While many people run to retail stores to spend money on Black Friday, a Cranford marathon competitor will spend part of his day running around a high school track to raise money as part of a national movement he calls "Track Friday."

(Courtesy of Eric Rubinson/Track Friday.org)

Since 2012, Eric Rubinson has spent the busiest shopping day of the year running more than 105 laps around his old high school track in Middletown in order to raise money for the FoodBank of Monmouth and Ocean County. Since its inception, the Track Friday movement has gained momentum. In fact, more than 200 people now participate in at least 11 different states.

The concept is simple, according to the Track Friday website: "Run or walk any distance, anywhere. Donate or raise any amount for any charity. Spread the word. Make a difference." According to Rubinson, the movement has raised more than $75,000 for more than 80 charities since 2012.

"It's very simple to make an impact on a charity you care about," said Rubinson, who's wife, Nutan also participates along with their young children and numerous other families.

Track Friday was actually born in the wake of Hurricane Sandy, when Rubinson and a few friends put together an informal fundraiser to promote awareness for "reputable" charities that were supporting relief and recovery efforts. Rubinson's town of Cranford, located in Union County, was among the hardest hit by the superstorm.
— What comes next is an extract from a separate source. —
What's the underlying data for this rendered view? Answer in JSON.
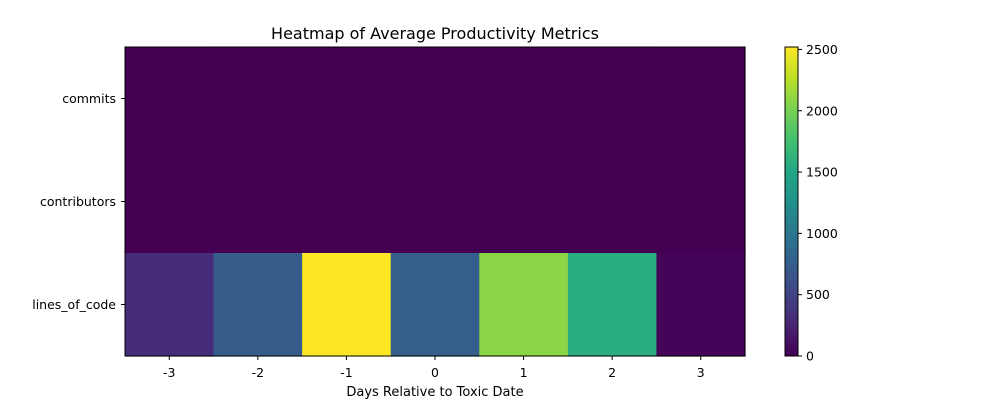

By spreading the word through social media, Rubinson - who has run marathons in all 50 states - agreed to run a full marathon (105 laps) on the Middletown High School North track if his friends could collectively raise $5,000 by Thanksgiving. That gave them a three-week window from the time it was first announced. Before long, others followed suit and agreed to hit the ground running (or walking in many cases) to raise money for charities of their own choosing.

The idea was a success and in only a few weeks, people in four states agreed to join the Track Friday initiative, raising more than $22,000. Track Friday is now a registered 501(c)(3) nonprofit.

"Our mission is to inspire charity, community, and health by empowering people to be personal fundraisers for charitable causes," the organization's website states.

Participants raise funds for their charities by signing up to be part of the team on Razoo, a fundraising website that allows users to quickly register an account, select a charity and promote their fundraiser. The funds go directly to the organizations they select.

And you don't have to be a runner, or even athletic in order to participate, said Rubinson, who recently appeared in the latest issue of Runner's World magazine. In previous years, many participants walked (there's no set distance), some ran, some pushed baby strollers or jogged alongside friends on tracks and through local neighborhoods.

The movement promotes being active, being charitable and embracing the spirit of giving.